At our house, Christmas was the time to watch other people be happy. People with twinkling lights and tinseled trees and Betsy Wetsy dolls dressed as Jesus.
Ours was one of three houses on the block that had no color at Christmas. No color, no cards, no eggnog. All three houses were together, owned by three Jewish wage earners who worked at the same toy store on Market Street. Some of the neighbors would call our dark patch of the block “Little Israel.” But not to our faces.
The closest we came to celebrating Christmas was through a family a few doors down. It was a house that had lights all year ’round – the blue and red lights of police cars that would come from the Levick Street station to break up the fights of the couple who lived there.
The fights were loud and frequent. They usually started when the man, who drove a truck for Frank’s sodas, had a few drinks that were stronger than black cherry wishniak.
In the summer, when only a tattered screen door separated them from the still of the night, you could hear the man yelling the loudest. Sometimes it was because his dinner was cold. Sometimes it was because his sports section was missing. It was always something.

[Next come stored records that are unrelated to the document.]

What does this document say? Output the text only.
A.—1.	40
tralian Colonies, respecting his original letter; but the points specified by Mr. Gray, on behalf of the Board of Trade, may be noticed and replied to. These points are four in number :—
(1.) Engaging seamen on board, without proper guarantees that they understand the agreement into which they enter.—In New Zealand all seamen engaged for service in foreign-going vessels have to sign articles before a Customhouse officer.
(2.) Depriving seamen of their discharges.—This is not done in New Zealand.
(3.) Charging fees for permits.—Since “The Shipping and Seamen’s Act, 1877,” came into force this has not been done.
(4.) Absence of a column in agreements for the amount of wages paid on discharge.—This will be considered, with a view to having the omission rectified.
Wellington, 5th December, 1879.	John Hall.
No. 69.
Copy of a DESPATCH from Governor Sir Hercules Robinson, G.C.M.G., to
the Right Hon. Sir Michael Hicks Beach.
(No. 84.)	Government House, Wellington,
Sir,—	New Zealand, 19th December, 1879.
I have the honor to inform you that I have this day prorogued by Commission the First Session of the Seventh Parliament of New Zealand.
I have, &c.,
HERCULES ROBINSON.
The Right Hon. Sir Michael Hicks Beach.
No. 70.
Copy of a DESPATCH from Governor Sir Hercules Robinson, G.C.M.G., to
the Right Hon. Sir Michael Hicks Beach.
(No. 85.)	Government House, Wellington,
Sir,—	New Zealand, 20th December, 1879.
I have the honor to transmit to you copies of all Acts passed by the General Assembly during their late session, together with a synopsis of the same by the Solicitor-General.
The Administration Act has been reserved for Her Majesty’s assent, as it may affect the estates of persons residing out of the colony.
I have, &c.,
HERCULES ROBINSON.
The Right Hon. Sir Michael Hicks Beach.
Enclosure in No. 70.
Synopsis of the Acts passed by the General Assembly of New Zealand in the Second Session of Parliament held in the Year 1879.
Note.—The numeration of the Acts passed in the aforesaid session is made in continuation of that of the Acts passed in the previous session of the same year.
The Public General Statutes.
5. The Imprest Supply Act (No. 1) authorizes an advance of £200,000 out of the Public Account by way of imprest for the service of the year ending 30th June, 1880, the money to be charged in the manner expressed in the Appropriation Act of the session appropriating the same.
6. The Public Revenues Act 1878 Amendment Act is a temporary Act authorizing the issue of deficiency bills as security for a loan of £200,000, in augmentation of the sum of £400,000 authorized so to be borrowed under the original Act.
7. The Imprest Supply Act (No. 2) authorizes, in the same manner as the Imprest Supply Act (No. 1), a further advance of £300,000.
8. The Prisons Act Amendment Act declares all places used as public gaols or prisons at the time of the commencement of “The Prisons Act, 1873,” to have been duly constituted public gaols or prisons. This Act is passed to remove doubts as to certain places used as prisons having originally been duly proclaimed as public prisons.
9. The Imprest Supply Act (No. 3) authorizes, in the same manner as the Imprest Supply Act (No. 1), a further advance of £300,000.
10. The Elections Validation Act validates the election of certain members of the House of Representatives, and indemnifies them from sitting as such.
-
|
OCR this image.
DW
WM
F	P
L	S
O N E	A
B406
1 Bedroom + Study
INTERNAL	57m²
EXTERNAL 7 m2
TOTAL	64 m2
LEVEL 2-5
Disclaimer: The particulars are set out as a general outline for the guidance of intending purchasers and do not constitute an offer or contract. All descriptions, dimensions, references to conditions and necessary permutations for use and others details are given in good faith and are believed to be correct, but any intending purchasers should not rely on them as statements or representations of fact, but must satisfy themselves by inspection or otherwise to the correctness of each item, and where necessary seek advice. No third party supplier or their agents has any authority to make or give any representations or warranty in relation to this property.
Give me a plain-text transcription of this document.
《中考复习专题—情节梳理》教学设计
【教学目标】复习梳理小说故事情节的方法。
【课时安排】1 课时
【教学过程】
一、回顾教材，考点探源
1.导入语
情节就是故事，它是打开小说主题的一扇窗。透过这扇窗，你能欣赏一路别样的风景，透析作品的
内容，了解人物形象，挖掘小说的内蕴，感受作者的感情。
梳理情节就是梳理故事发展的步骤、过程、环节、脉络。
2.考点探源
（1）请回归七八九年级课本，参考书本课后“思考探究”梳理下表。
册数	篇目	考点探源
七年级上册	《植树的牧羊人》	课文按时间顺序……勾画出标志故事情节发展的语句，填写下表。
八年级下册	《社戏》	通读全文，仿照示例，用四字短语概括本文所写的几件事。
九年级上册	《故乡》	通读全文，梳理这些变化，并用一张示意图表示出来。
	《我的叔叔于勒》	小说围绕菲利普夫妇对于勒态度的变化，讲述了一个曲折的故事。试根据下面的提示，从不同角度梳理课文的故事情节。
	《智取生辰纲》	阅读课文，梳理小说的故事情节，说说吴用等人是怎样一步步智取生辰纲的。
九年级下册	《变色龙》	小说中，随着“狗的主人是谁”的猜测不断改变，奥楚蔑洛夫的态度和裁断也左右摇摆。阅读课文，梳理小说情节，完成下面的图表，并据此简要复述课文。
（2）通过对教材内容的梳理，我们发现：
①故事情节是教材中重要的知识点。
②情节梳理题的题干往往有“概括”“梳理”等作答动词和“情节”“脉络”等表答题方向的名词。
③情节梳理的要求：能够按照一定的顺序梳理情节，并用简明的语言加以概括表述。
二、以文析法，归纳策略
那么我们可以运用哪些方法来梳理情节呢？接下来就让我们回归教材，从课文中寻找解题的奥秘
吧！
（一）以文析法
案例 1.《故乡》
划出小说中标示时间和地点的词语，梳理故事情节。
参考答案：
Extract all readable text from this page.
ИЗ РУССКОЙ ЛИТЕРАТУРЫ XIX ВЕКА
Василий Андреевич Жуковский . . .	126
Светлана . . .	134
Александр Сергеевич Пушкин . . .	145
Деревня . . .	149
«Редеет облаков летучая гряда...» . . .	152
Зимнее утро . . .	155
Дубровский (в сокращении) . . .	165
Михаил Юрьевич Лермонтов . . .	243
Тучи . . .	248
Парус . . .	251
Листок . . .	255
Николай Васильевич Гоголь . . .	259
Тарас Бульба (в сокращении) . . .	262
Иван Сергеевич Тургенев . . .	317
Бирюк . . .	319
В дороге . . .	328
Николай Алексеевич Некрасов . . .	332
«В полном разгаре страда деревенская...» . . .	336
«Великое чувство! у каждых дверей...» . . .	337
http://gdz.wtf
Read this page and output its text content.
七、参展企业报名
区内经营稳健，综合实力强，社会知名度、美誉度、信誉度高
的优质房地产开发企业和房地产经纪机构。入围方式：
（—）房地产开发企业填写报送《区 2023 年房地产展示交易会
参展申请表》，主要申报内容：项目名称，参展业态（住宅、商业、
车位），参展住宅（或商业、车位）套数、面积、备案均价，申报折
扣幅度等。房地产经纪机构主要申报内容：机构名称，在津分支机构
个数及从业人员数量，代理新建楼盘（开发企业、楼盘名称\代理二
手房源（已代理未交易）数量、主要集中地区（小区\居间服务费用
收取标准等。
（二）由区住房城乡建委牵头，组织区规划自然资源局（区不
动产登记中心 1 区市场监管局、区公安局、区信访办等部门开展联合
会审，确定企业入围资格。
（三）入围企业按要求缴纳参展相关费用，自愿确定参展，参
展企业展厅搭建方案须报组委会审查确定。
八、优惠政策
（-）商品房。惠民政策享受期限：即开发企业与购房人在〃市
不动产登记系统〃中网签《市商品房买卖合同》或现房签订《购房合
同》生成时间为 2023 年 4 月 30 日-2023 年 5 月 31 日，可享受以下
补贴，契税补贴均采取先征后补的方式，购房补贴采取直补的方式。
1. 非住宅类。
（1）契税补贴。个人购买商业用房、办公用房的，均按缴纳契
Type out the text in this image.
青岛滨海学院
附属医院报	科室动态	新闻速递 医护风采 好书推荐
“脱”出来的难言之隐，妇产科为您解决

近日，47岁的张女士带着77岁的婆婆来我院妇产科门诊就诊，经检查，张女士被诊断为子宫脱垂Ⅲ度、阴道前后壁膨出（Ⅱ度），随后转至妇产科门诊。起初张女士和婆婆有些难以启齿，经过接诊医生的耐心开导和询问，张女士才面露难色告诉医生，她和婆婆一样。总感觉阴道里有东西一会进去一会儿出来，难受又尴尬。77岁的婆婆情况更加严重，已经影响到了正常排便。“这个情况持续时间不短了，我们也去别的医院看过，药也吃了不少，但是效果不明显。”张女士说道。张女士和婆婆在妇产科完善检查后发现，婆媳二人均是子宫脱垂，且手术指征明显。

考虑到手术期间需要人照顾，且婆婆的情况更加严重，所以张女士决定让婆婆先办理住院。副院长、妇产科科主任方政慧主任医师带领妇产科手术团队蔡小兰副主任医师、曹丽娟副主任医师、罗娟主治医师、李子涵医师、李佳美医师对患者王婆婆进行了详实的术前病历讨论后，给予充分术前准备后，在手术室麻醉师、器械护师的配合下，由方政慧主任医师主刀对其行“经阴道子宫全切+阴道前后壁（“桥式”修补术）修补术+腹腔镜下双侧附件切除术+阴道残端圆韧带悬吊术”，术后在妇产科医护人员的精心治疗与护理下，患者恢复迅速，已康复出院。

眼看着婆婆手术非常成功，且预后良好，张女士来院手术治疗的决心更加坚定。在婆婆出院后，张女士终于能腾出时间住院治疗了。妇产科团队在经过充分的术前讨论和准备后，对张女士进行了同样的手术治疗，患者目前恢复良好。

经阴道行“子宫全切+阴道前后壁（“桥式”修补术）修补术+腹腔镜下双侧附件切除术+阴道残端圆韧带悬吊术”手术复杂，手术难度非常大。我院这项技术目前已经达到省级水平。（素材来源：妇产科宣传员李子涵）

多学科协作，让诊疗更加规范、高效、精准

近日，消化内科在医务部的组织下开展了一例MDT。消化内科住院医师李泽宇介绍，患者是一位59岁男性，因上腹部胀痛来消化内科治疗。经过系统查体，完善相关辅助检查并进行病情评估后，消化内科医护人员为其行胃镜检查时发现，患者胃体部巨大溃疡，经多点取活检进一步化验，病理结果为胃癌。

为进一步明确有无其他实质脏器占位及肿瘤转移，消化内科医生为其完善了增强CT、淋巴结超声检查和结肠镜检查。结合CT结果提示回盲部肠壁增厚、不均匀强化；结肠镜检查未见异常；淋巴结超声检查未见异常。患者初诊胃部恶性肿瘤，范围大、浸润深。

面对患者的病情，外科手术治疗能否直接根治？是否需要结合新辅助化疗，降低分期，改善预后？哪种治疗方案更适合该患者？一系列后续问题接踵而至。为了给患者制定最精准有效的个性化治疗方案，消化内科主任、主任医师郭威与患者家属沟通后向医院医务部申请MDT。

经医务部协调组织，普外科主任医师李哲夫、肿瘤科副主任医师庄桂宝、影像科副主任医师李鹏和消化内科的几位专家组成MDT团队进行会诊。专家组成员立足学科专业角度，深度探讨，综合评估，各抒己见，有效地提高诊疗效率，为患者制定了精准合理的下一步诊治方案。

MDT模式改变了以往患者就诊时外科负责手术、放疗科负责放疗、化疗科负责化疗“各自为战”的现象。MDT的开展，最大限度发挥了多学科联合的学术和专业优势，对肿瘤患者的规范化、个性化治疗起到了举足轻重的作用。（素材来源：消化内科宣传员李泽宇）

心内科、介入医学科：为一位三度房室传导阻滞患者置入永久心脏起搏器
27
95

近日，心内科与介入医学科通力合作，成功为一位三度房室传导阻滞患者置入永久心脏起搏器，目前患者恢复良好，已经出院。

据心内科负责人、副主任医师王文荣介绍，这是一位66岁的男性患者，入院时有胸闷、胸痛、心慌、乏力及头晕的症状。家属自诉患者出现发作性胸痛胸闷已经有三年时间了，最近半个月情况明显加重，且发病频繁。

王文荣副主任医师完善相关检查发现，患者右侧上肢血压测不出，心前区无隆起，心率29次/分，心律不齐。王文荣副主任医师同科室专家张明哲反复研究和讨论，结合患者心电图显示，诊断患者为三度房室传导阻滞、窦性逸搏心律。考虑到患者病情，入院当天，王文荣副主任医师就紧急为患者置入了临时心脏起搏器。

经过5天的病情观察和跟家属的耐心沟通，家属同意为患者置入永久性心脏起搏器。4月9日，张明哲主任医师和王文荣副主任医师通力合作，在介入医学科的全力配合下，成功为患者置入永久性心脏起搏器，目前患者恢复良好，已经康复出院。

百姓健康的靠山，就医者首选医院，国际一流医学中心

The woman didn’t yell much. Hers was more of a “please don’t hit me” wail, somewhere between a scream and a cry.
When the cop cars showed up, they would usually take the man out of the house first. His neck was red, almost as red as his nose. And his hair looked like it hadn’t been combed in a week. He always wore one of those sleeveless white undershirts that people would later call wife-beaters.
In the bitter cold that was December, we hardly saw them. We just heard them. Until the day we heard the sirens instead.
The man had finally gone too far and the cops would take him far away, to Holmesburg Prison. The wife just stood on the sidewalk, holding her little boy and crying, as the blood dripped down from the cut over her eye, down to the torn cotton housedress that she could never wear again.
“I’m glad they finally took that SOB away,” my mother would tell my father. But it’s not going to be a very nice Christmas for the little boy.”
The little boy’s name was Joseph. He was a cute little boy with long blond hair and big blue eyes. And now he had no father. And no money. Men who drove trucks for soda companies didn’t have pension plans or money in the bank.
“We should help them,” my mother said. She was always helping somebody. My parents didn’t have any extra money laying around, so they did what they did best. My mother baked. Lots and lots of cookies with jimmies on the top. And a giant triple-layer chocolate cake that could feed a family for a month.
And every night, my father would stash a little toy or two in his coat pocket before he left the store. A little racecar, a bag of marbles, a shiny new sponge ball.
The night before Christmas, they wrapped all the toys with the Sunday funnies they saved in the basement. My mother put layers of tin foil over the plates that carried the cookies and cake. And a little red bow on top of the foil. Then they put on their coats, turned up their collars and walked a few houses down.
The woman answered the doorbell. She didn’t even know my parents’ names. That was all right. She invited them in. They declined. Knowing that she couldn’t offer them anything, they didn’t want to embarrass her. They just left the gifts behind.
“Merry Christmas,” my mother said.
“God bless you,” the woman said. “God bless you both.”
The little boy appeared behind her, with feet on his pajamas and sleep in his eyes.
“Who was it, Mommy?” he asked.
“Angels, honey,” she told him. “It was angels.”